Mornings seem to be cooling off, and the path to fall looks quite short from here. This week we’ve got e-book cover design considerations, the opening of the gates, marketing, creating e-books, and more new technology to help sell those e-books. Have fun.
Piotr Kowalczyk on Password Incorrect
Ebook Specific Cover Design: #2 – Size and Resolution
“People judge books by their covers. It’s still true, but while designing for the web we have to switch the perspective. In my opinion: totally.”
Bob Mayer on Write It Forward
The real gatekeepers in publishing now? Authors.
“Here’s the deal: writers create the product.
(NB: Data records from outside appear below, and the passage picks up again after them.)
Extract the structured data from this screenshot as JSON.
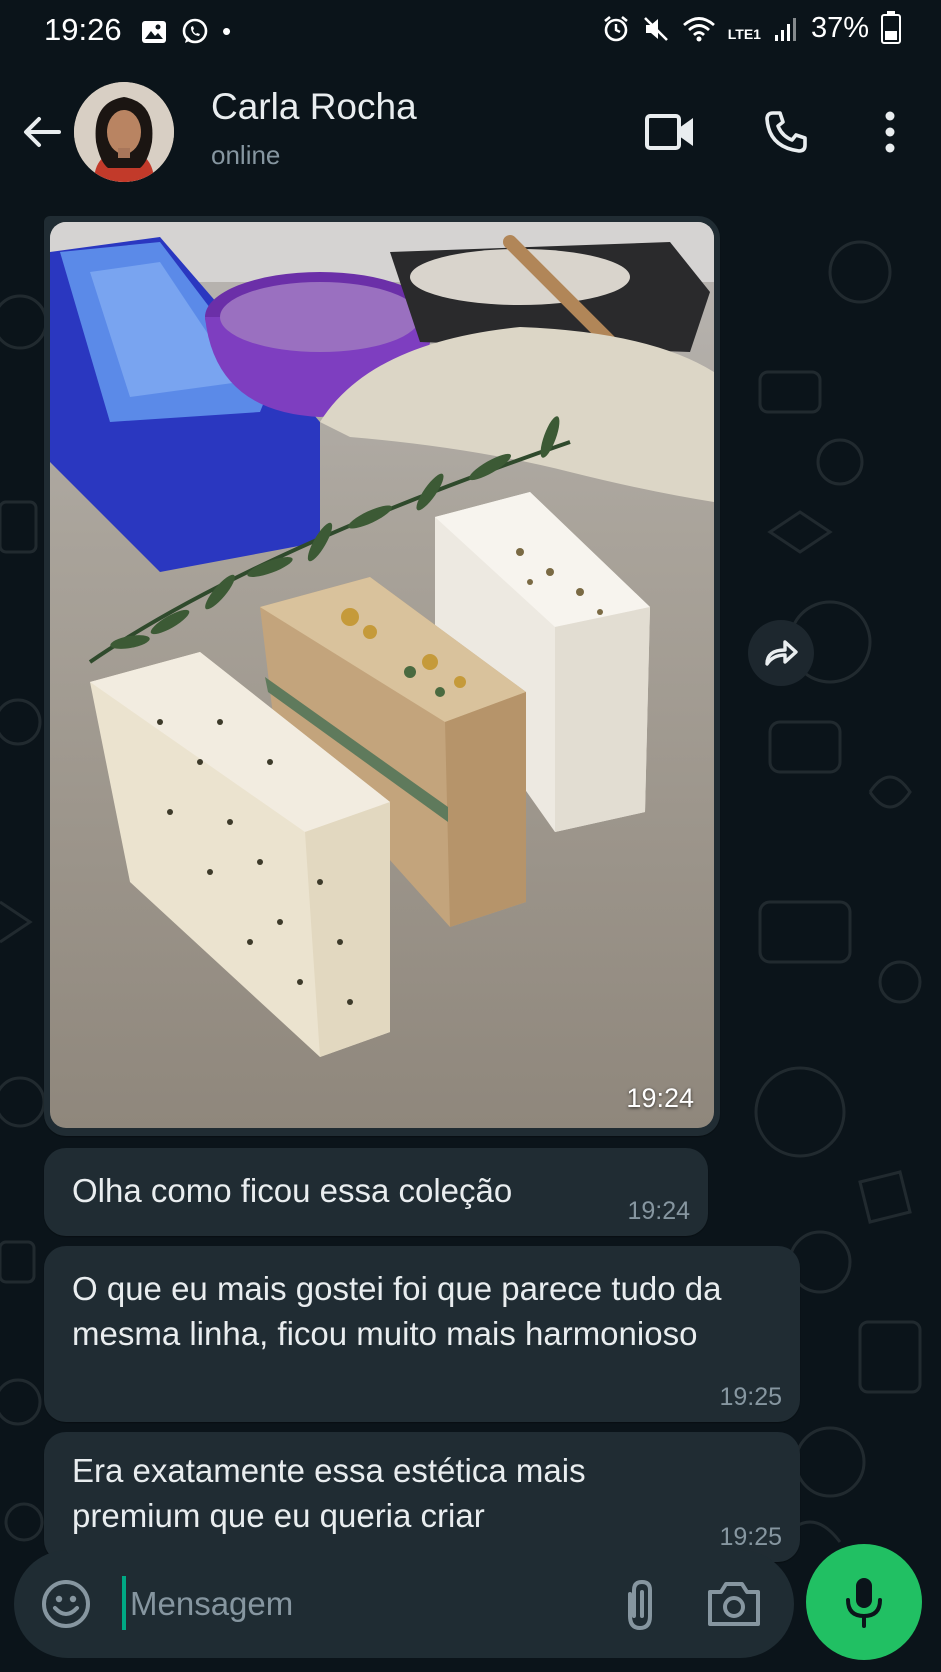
{
  "status_bar": {
    "time": "19:26",
    "battery": "37%",
    "network_label": "LTE1",
    "dot": "•"
  },
  "header": {
    "contact_name": "Carla Rocha",
    "contact_status": "online"
  },
  "messages": [
    {
      "type": "image",
      "time": "19:24"
    },
    {
      "type": "text",
      "text": "Olha como ficou essa coleção",
      "time": "19:24"
    },
    {
      "type": "text",
      "text": "O que eu mais gostei foi que parece tudo da mesma linha, ficou muito mais harmonioso",
      "time": "19:25"
    },
    {
      "type": "text",
      "text": "Era exatamente essa estética mais premium que eu queria criar",
      "time": "19:25"
    }
  ],
  "composer": {
    "placeholder": "Mensagem"
  },
  "colors": {
    "background": "#0b141a",
    "bubble": "#202c33",
    "accent_green": "#21c063",
    "secondary_text": "#8696a0"
  },
  "icons": [
    "arrow-back-icon",
    "video-call-icon",
    "phone-icon",
    "more-vert-icon",
    "forward-icon",
    "emoji-icon",
    "attach-icon",
    "camera-icon",
    "mic-icon",
    "gallery-icon",
    "whatsapp-icon",
    "alarm-icon",
    "mute-icon",
    "wifi-icon",
    "signal-icon",
    "battery-icon"
  ]
}
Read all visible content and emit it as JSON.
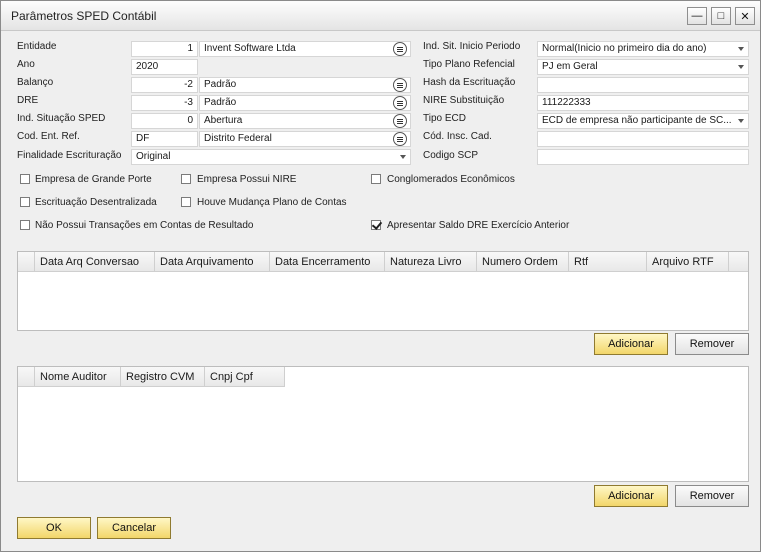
{
  "window": {
    "title": "Parâmetros SPED Contábil",
    "minimize_label": "—",
    "maximize_label": "□",
    "close_label": "✕"
  },
  "left_form": {
    "entidade": {
      "label": "Entidade",
      "code": "1",
      "name": "Invent Software Ltda"
    },
    "ano": {
      "label": "Ano",
      "value": "2020"
    },
    "balanco": {
      "label": "Balanço",
      "code": "-2",
      "name": "Padrão"
    },
    "dre": {
      "label": "DRE",
      "code": "-3",
      "name": "Padrão"
    },
    "ind_situacao": {
      "label": "Ind. Situação SPED",
      "code": "0",
      "name": "Abertura"
    },
    "cod_ent_ref": {
      "label": "Cod. Ent. Ref.",
      "code": "DF",
      "name": "Distrito Federal"
    },
    "finalidade": {
      "label": "Finalidade Escrituração",
      "value": "Original"
    }
  },
  "right_form": {
    "ind_sit_inicio": {
      "label": "Ind. Sit. Inicio Periodo",
      "value": "Normal(Inicio no primeiro dia do ano)"
    },
    "tipo_plano": {
      "label": "Tipo Plano Refencial",
      "value": "PJ em Geral"
    },
    "hash": {
      "label": "Hash da Escrituação",
      "value": ""
    },
    "nire": {
      "label": "NIRE Substituição",
      "value": "111222333"
    },
    "tipo_ecd": {
      "label": "Tipo ECD",
      "value": "ECD de empresa não participante de SC..."
    },
    "cod_insc": {
      "label": "Cód. Insc. Cad.",
      "value": ""
    },
    "codigo_scp": {
      "label": "Codigo SCP",
      "value": ""
    }
  },
  "checkboxes": [
    {
      "label": "Empresa de Grande Porte",
      "checked": false
    },
    {
      "label": "Empresa Possui NIRE",
      "checked": false
    },
    {
      "label": "Conglomerados Econômicos",
      "checked": false
    },
    {
      "label": "Escrituação Desentralizada",
      "checked": false
    },
    {
      "label": "Houve Mudança Plano de Contas",
      "checked": false
    },
    {
      "label": "Não Possui Transações em Contas de Resultado",
      "checked": false
    },
    {
      "label": "Apresentar Saldo DRE Exercício Anterior",
      "checked": true
    }
  ],
  "grid1": {
    "columns": [
      "Data Arq Conversao",
      "Data Arquivamento",
      "Data Encerramento",
      "Natureza Livro",
      "Numero Ordem",
      "Rtf",
      "Arquivo RTF"
    ]
  },
  "grid2": {
    "columns": [
      "Nome Auditor",
      "Registro CVM",
      "Cnpj Cpf"
    ]
  },
  "buttons": {
    "adicionar": "Adicionar",
    "remover": "Remover",
    "ok": "OK",
    "cancelar": "Cancelar"
  }
}
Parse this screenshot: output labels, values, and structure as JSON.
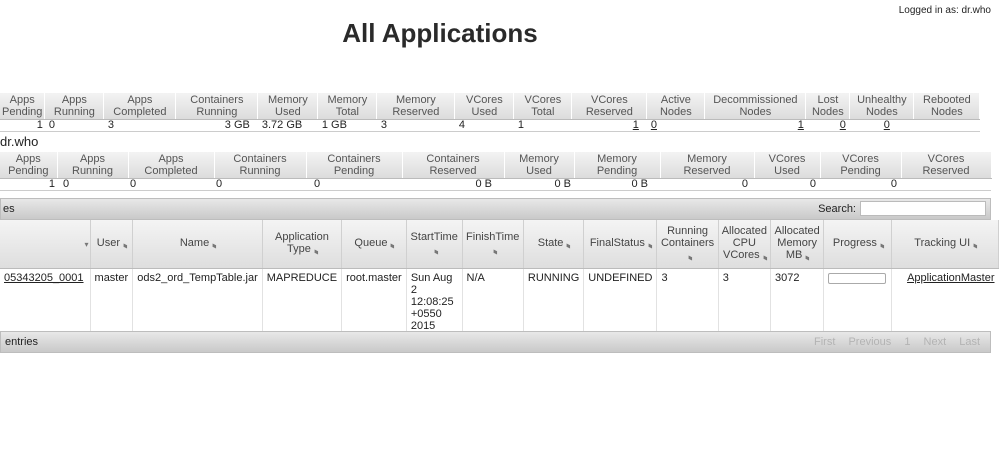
{
  "header": {
    "logged_in": "Logged in as: dr.who",
    "title": "All Applications"
  },
  "cluster_metrics": {
    "headers": [
      "Apps\nPending",
      "Apps\nRunning",
      "Apps\nCompleted",
      "Containers\nRunning",
      "Memory\nUsed",
      "Memory\nTotal",
      "Memory\nReserved",
      "VCores\nUsed",
      "VCores\nTotal",
      "VCores\nReserved",
      "Active\nNodes",
      "Decommissioned\nNodes",
      "Lost\nNodes",
      "Unhealthy\nNodes",
      "Rebooted\nNodes"
    ],
    "values": [
      "1",
      "0",
      "3",
      "3 GB",
      "3.72 GB",
      "1 GB",
      "3",
      "4",
      "1",
      "1",
      "0",
      "1",
      "0",
      "0"
    ]
  },
  "user_metrics": {
    "label": "dr.who",
    "headers": [
      "Apps\nPending",
      "Apps\nRunning",
      "Apps\nCompleted",
      "Containers\nRunning",
      "Containers\nPending",
      "Containers\nReserved",
      "Memory\nUsed",
      "Memory\nPending",
      "Memory\nReserved",
      "VCores\nUsed",
      "VCores\nPending",
      "VCores\nReserved"
    ],
    "values": [
      "1",
      "0",
      "0",
      "0",
      "0",
      "0 B",
      "0 B",
      "0 B",
      "0",
      "0",
      "0"
    ]
  },
  "apps_table": {
    "toolbar_left": "es",
    "search_label": "Search:",
    "search_value": "",
    "columns": [
      "",
      "User",
      "Name",
      "Application\nType",
      "Queue",
      "StartTime",
      "FinishTime",
      "State",
      "FinalStatus",
      "Running\nContainers",
      "Allocated\nCPU\nVCores",
      "Allocated\nMemory\nMB",
      "Progress",
      "Tracking UI"
    ],
    "rows": [
      {
        "id": "05343205_0001",
        "user": "master",
        "name": "ods2_ord_TempTable.jar",
        "type": "MAPREDUCE",
        "queue": "root.master",
        "start_time": "Sun Aug\n2\n12:08:25\n+0550\n2015",
        "finish_time": "N/A",
        "state": "RUNNING",
        "final_status": "UNDEFINED",
        "running_containers": "3",
        "cpu_vcores": "3",
        "memory_mb": "3072",
        "progress": 0.0,
        "tracking_ui": "ApplicationMaster"
      }
    ],
    "info_text": "entries",
    "pager": [
      "First",
      "Previous",
      "1",
      "Next",
      "Last"
    ]
  }
}
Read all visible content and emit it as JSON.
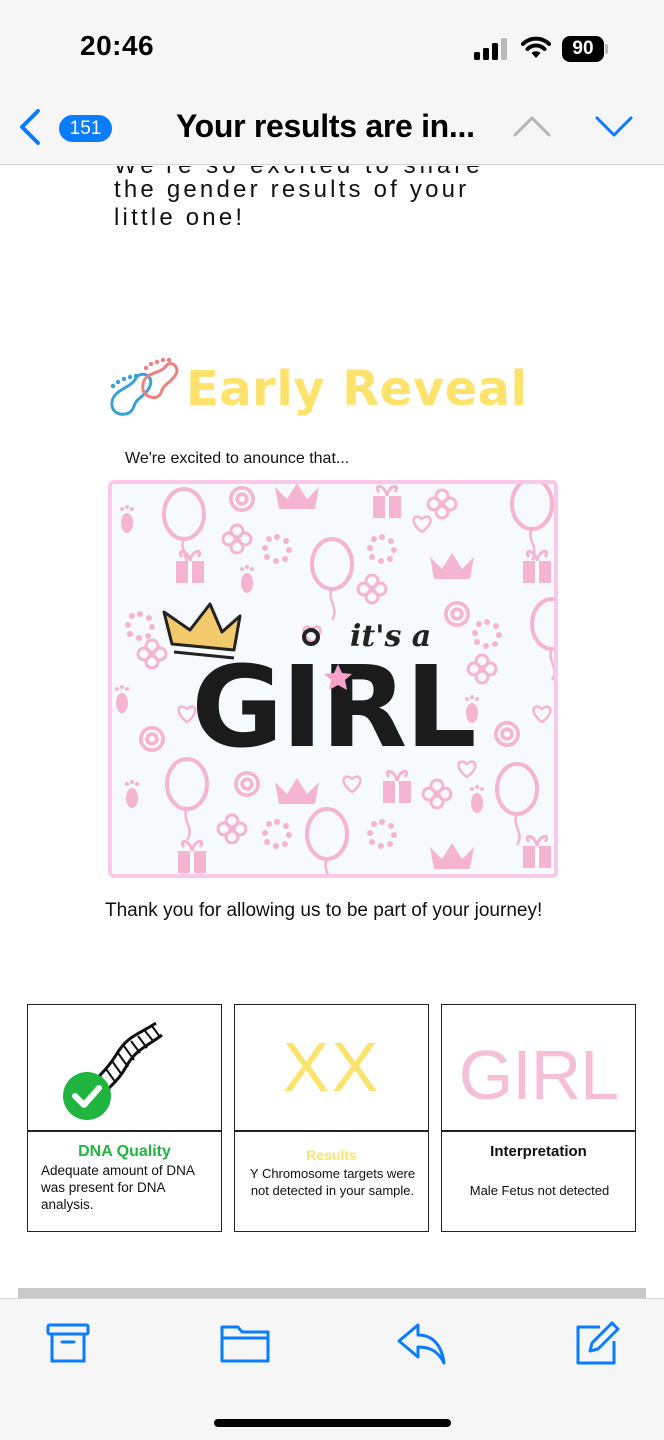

The quality of the product is going to determine how readers react to it. The ability to promote/market the product is going to determine if readers even get a chance to react to it.”
Dan McGirt on Marketing Tips for Authors
5 Tips For Marketing Your Novel The Second Time Around By Dan McGirt
“We all love a good comeback story. A growing number of authors are reclaiming the rights to their out-of-print backlist titles–books that may have been first published years or even decades ago–and bringing those books back as ebooks or print-on-demand titles.”
Carla King on Mediashift
How to Self-Publish Your E-Book
“In this piece, I’ll explore what I call Path 1: E-book only or e-book first. By using either Smashwords and Amazon Kindle Direct Publishing, or a service like BookBaby, get your e-book aggregated to the online retailers.”
Dean Wesley Smith on Dean Wesley Smith
Book Cards Work
“A book card is a way to turn an electronic book into a physical product to sell in regular stores. In fact, a number of bookstore owners at the World Science Fiction convention in Reno mentioned to me that this idea might just be what saves them in a number of years as electronic book sales dwarf print book sales.”